The problem is, buyers need and deserve (honest and realistic) projections of this information before taking a punt on the hotel condo market. This is an issue that many Chicago developers have been skirting around for the better part of two years as they try to sell skeptical Chicagoans on hotel condos. We’ve heard of other developers taking a more circuitous approach, referring would-be buyers to The Peninsula Hotel and asking them to detail their room and occupancy rates – a half-baked approach at best.

For us, the most telling forecasts of a hotel condos investment potential is the words out of most marketing agents mouths, not the marketing materials they thrust at buyers.

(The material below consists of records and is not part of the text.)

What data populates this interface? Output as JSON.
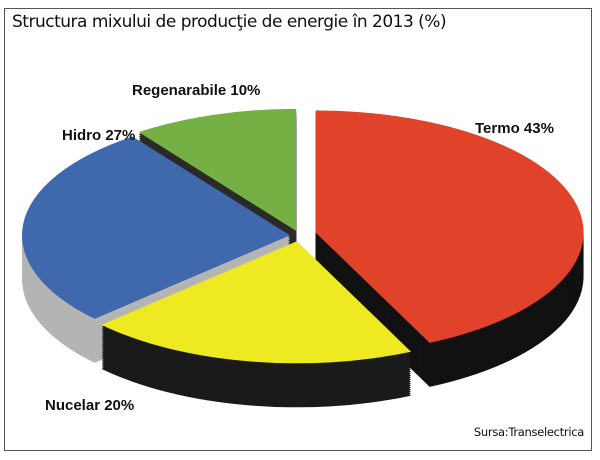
{
  "chart_data": {
    "type": "pie",
    "style": "3d-exploded",
    "title": "Structura mixului de producţie de energie în 2013 (%)",
    "source": "Sursa:Transelectrica",
    "slices": [
      {
        "label": "Termo 43%",
        "name": "Termo",
        "value": 43,
        "color": "#e0432a",
        "side": "#111111"
      },
      {
        "label": "Nucelar 20%",
        "name": "Nucelar",
        "value": 20,
        "color": "#efe921",
        "side": "#1a1a1a"
      },
      {
        "label": "Hidro 27%",
        "name": "Hidro",
        "value": 27,
        "color": "#4068ac",
        "side": "#b4b4b4"
      },
      {
        "label": "Regenarabile 10%",
        "name": "Regenarabile",
        "value": 10,
        "color": "#74b043",
        "side": "#2a2a2a"
      }
    ]
  }
}
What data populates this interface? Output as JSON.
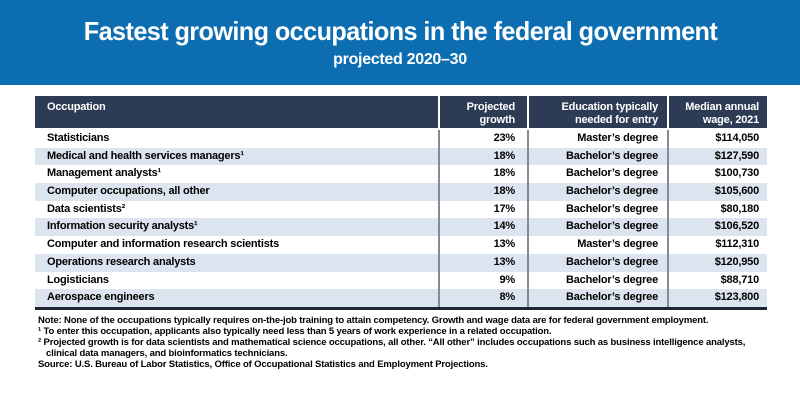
{
  "banner": {
    "title": "Fastest growing occupations in the federal government",
    "subtitle": "projected 2020–30"
  },
  "chart_data": {
    "type": "table",
    "title": "Fastest growing occupations in the federal government",
    "subtitle": "projected 2020–30",
    "columns": [
      "Occupation",
      "Projected growth",
      "Education typically needed for entry",
      "Median annual wage, 2021"
    ],
    "rows": [
      [
        "Statisticians",
        "23%",
        "Master’s degree",
        "$114,050"
      ],
      [
        "Medical and health services managers¹",
        "18%",
        "Bachelor’s degree",
        "$127,590"
      ],
      [
        "Management analysts¹",
        "18%",
        "Bachelor’s degree",
        "$100,730"
      ],
      [
        "Computer occupations, all other",
        "18%",
        "Bachelor’s degree",
        "$105,600"
      ],
      [
        "Data scientists²",
        "17%",
        "Bachelor’s degree",
        "$80,180"
      ],
      [
        "Information security analysts¹",
        "14%",
        "Bachelor’s degree",
        "$106,520"
      ],
      [
        "Computer and information research scientists",
        "13%",
        "Master’s degree",
        "$112,310"
      ],
      [
        "Operations research analysts",
        "13%",
        "Bachelor’s degree",
        "$120,950"
      ],
      [
        "Logisticians",
        "9%",
        "Bachelor’s degree",
        "$88,710"
      ],
      [
        "Aerospace engineers",
        "8%",
        "Bachelor’s degree",
        "$123,800"
      ]
    ],
    "projected_growth_percent": [
      23,
      18,
      18,
      18,
      17,
      14,
      13,
      13,
      9,
      8
    ],
    "median_annual_wage_2021_usd": [
      114050,
      127590,
      100730,
      105600,
      80180,
      106520,
      112310,
      120950,
      88710,
      123800
    ]
  },
  "notes": {
    "note_prefix": "Note:",
    "note_text": " None of the occupations typically requires on-the-job training to attain competency. Growth and wage data are for federal government employment.",
    "footnote1": "¹ To enter this occupation, applicants also typically need less than 5 years of work experience in a related occupation.",
    "footnote2": "² Projected growth is for data scientists and mathematical science occupations, all other. “All other” includes occupations such as business intelligence analysts, clinical data managers, and bioinformatics technicians.",
    "source_prefix": "Source:",
    "source_text": " U.S. Bureau of Labor Statistics, Office of Occupational Statistics and Employment Projections."
  },
  "colors": {
    "banner_bg": "#0c6eb1",
    "header_bg": "#2d3c54",
    "alt_row_bg": "#dce4ef",
    "divider": "#848b96",
    "table_bottom_border": "#1c2733",
    "title_text": "#ffffff",
    "body_text": "#000000"
  }
}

A number of agents and industry analysts we’ve interviewed have said quite frankly that buyers likely will not break even for a long time and should consider hotel condos only if they intend to use the property for personal enjoyment and are prepared to wait until it appreciates enough to sell for a decent profit.

Our favorite observation on hotel condos from a developer? This quote from Peter Dumon of Oak Brook-based The Harp Group, telling Crain’s that he pulled the plug on a hotel condo project at The Ambassador East because Dumon thought Chicagoans would see that the mortgages, taxes, insurance and maintenance costs of owning a hotel condo outweighed the benefits: “It’s a business that is dependent on a moron buying your unit.”